The National Parks and Wildlife Service (NPWS) warned this week that people are not following social distancing guidelines during your outings in public parks.
This begs the question: How do the social distancing guidelines apply to public parks? Do you have to climb in ditches to avoid the others? If you’re at the supermarket, should you hide in the freezer aisle if you see someone you know? Or is it still possible to stop and chat?
For starters, the phrase “social distancing” probably contributes to the confusion. Some people have suggested that “space distancing” is a better way to visualize what has been asked of all of us.
The goal is to reduce interactions and limit the risk of transmission – not to live like a hermit. You can still interact with other humans, but not with the same laid-back closeness, pats on the back, and airy kisses that you usually use.
We’ve gone through all of the social distancing tips to try and figure out how to stay safe outside. Note that these guidelines apply to those who are doing well and are not in a high risk group. When, at a later date, we enter what the Taoiseach has called “cocooning,” older people and those with underlying health issues will need to take a more conservative stance.

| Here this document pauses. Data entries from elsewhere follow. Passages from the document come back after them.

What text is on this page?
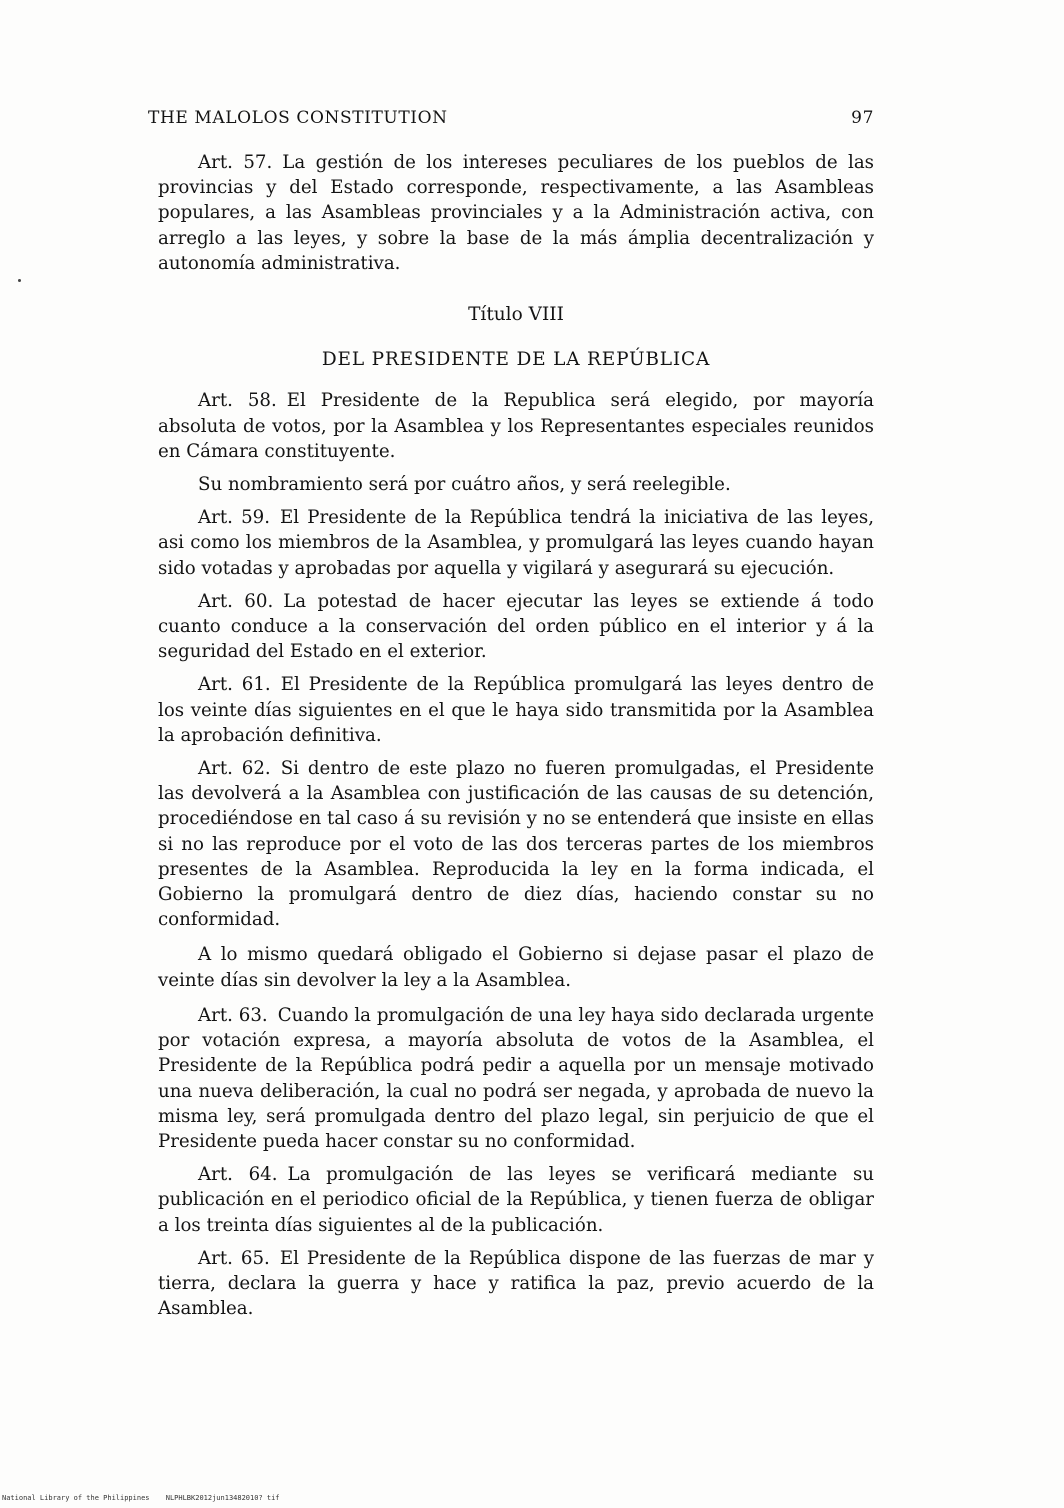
THE MALOLOS CONSTITUTION	97

Art. 57. La gestión de los intereses peculiares de los pueblos de las provincias y del Estado corresponde, respectivamente, a las Asambleas populares, a las Asambleas provinciales y a la Administración activa, con arreglo a las leyes, y sobre la base de la más ámplia decentralización y autonomía administrativa.

Título VIII

DEL PRESIDENTE DE LA REPÚBLICA

Art. 58. El Presidente de la Republica será elegido, por mayoría absoluta de votos, por la Asamblea y los Representantes especiales reunidos en Cámara constituyente.

Su nombramiento será por cuátro años, y será reelegible.

Art. 59. El Presidente de la República tendrá la iniciativa de las leyes, asi como los miembros de la Asamblea, y promulgará las leyes cuando hayan sido votadas y aprobadas por aquella y vigilará y asegurará su ejecución.

Art. 60. La potestad de hacer ejecutar las leyes se extiende á todo cuanto conduce a la conservación del orden público en el interior y á la seguridad del Estado en el exterior.

Art. 61. El Presidente de la República promulgará las leyes dentro de los veinte días siguientes en el que le haya sido transmitida por la Asamblea la aprobación definitiva.

Art. 62. Si dentro de este plazo no fueren promulgadas, el Presidente las devolverá a la Asamblea con justificación de las causas de su detención, procediéndose en tal caso á su revisión y no se entenderá que insiste en ellas si no las reproduce por el voto de las dos terceras partes de los miembros presentes de la Asamblea. Reproducida la ley en la forma indicada, el Gobierno la promulgará dentro de diez días, haciendo constar su no conformidad.

A lo mismo quedará obligado el Gobierno si dejase pasar el plazo de veinte días sin devolver la ley a la Asamblea.

Art. 63. Cuando la promulgación de una ley haya sido declarada urgente por votación expresa, a mayoría absoluta de votos de la Asamblea, el Presidente de la República podrá pedir a aquella por un mensaje motivado una nueva deliberación, la cual no podrá ser negada, y aprobada de nuevo la misma ley, será promulgada dentro del plazo legal, sin perjuicio de que el Presidente pueda hacer constar su no conformidad.

Art. 64. La promulgación de las leyes se verificará mediante su publicación en el periodico oficial de la República, y tienen fuerza de obligar a los treinta días siguientes al de la publicación.

Art. 65. El Presidente de la República dispone de las fuerzas de mar y tierra, declara la guerra y hace y ratifica la paz, previo acuerdo de la Asamblea.

National Library of the Philippines NLPHLBK2012jun13482010? tif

But for now, the following tips should help you practice social distancing outdoors:
Keep a distance of two meters (or 6.5 feet) between yourself and other people. How can you visualize two meters without having to worry about a Junior Cert math problem at each social meeting? I measured it in my kitchen: it’s about three arm’s lengths for this average-sized adult. Not quite shouting distance, but certainly too great a distance for low-key gossip. So save this for WhatsApp.

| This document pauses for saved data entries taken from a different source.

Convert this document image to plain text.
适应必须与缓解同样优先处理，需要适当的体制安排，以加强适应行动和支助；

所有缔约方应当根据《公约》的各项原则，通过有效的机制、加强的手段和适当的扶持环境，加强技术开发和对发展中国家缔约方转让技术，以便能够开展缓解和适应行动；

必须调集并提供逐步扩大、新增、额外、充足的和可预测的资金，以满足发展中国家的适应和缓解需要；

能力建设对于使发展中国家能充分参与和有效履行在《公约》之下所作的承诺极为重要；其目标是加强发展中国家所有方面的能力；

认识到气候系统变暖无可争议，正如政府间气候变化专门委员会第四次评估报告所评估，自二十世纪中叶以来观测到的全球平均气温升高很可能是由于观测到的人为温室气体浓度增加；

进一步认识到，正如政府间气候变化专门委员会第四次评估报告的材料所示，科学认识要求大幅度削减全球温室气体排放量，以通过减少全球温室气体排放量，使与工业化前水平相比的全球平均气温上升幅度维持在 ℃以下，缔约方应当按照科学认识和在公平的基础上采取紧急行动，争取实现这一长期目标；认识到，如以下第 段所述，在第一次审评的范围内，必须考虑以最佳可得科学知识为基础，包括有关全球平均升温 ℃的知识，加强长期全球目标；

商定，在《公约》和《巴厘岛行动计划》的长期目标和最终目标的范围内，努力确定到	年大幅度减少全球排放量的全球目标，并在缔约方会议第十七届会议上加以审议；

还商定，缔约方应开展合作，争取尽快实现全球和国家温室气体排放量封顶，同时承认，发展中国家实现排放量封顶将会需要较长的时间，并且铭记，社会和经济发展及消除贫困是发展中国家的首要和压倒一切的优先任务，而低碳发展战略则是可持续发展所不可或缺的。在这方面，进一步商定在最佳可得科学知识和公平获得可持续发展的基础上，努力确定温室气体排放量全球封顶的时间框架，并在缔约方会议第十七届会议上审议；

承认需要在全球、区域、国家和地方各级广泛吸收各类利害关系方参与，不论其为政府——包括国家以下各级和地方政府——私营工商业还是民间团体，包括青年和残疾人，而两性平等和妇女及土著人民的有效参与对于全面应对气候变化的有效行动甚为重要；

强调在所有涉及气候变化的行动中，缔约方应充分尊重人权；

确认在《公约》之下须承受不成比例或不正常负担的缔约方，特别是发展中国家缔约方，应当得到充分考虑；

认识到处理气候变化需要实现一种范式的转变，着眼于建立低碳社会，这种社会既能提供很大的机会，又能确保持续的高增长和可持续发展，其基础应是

You don’t need to hide if you see someone you know rushing towards you on a forest path. According to the HSE, you need to be within two meters of each other for about 15 minutes to risk transmission. So please don’t expose yourself to another kind of incident by jumping into a ditch or climbing a tree to avoid Tony on the other side of the road. Politely say hello to Tony and move on.
Can you meet a friend for a walk? This is a delicate question. Ideally, we should all be walking alone or only with those we already live with. But since we are all social creatures, facing long months of social isolation, we might need a sympathetic ear other than one to live with.
“Walking outside with a friend, while keeping a distance, is probably a relatively low-risk activity,” Carolyn Cannuscio, research director at the Center for Public Health Initiatives at the University of Pennsylvania, told The Atlantic. She wisely adds that you probably shouldn’t meet a new friend every day, if you really want to minimize the risks.
The NPWS encourages “small walking groups – with a distance of about two meters between them”. So, if you are planning on walking with a friend, try walking somewhere that allows you to keep two feet – three good arm lengths – between you. If you really want to discharge at high volume, we suggest a remote place.
Can you find yourself with a large group of friends to walk around? In short: no. The NPWS urges people to “avoid congregating tightly in large groups, even in these outdoor spaces.” Forming a gang defeats the purpose of social isolation. So save group hangouts for Google Hangouts – or Zoom, Skype, WhatsApp.
When you are on the move, it is obviously a good idea to keep a great distance from those who have coughs and coughs. But remember that even people with mild symptoms – and those who have none, who don’t know they are infected – keep the chain of infection going.
Make sure you are not part of this chain. The advice shared by infectious disease expert Dr Graham Medley on Newsnight, which has gone viral on social media in recent days, is all about acting like you are contagious. “Imagine you have the virus and change your behavior so that you don’t pass it on. “
The coronavirus may not have hit your community yet, but act like it has. Avoid places with high traffic for your walk, such as playgrounds or busier city parks. The virus can survive on plastic and metal for two to three days, so playgrounds are risky. Instead, bring a bike or scooter for your kids.
It’s not easy to avoid races altogether, but you can make them safer and you don’t need a hazmat suit or gas mask to do so. Remember that every surface is a possible source of contamination. Bring your own disinfectant wipes and wipe down the cart handle thoroughly.
The HSE advises against using gloves instead of washing your hands, as the virus applies to them the same way it attacks your hands, and the only way to get them off is, well, with your hands. Do not touch your face during or after and wash your hands with soap and water at the first opportunity.
Some stores that are not online offer telephone orders for people who wish to avoid entering. A few even have full contactless service: you can place your order over the phone, ring the bell when you’re outside, and they’ll come out and put it in the trunk of the car for you.
A good piece of advice from Johns Hopkins University epidemiologist Dr Caitlin Rivers is to leave your cell phone in an inaccessible place – like the glove box – when shopping, so you don’t get caught by it. inadvertently.
If you find yourself in the queue, pretend you’re at Electric Picnic and the next one in the Portaloo queue. You will stay two meters behind without even having to think about it.
And when you get home from being outside, wash your hands again with warm water and soap, for at least 20 seconds, or long enough for three Baby Shark verses.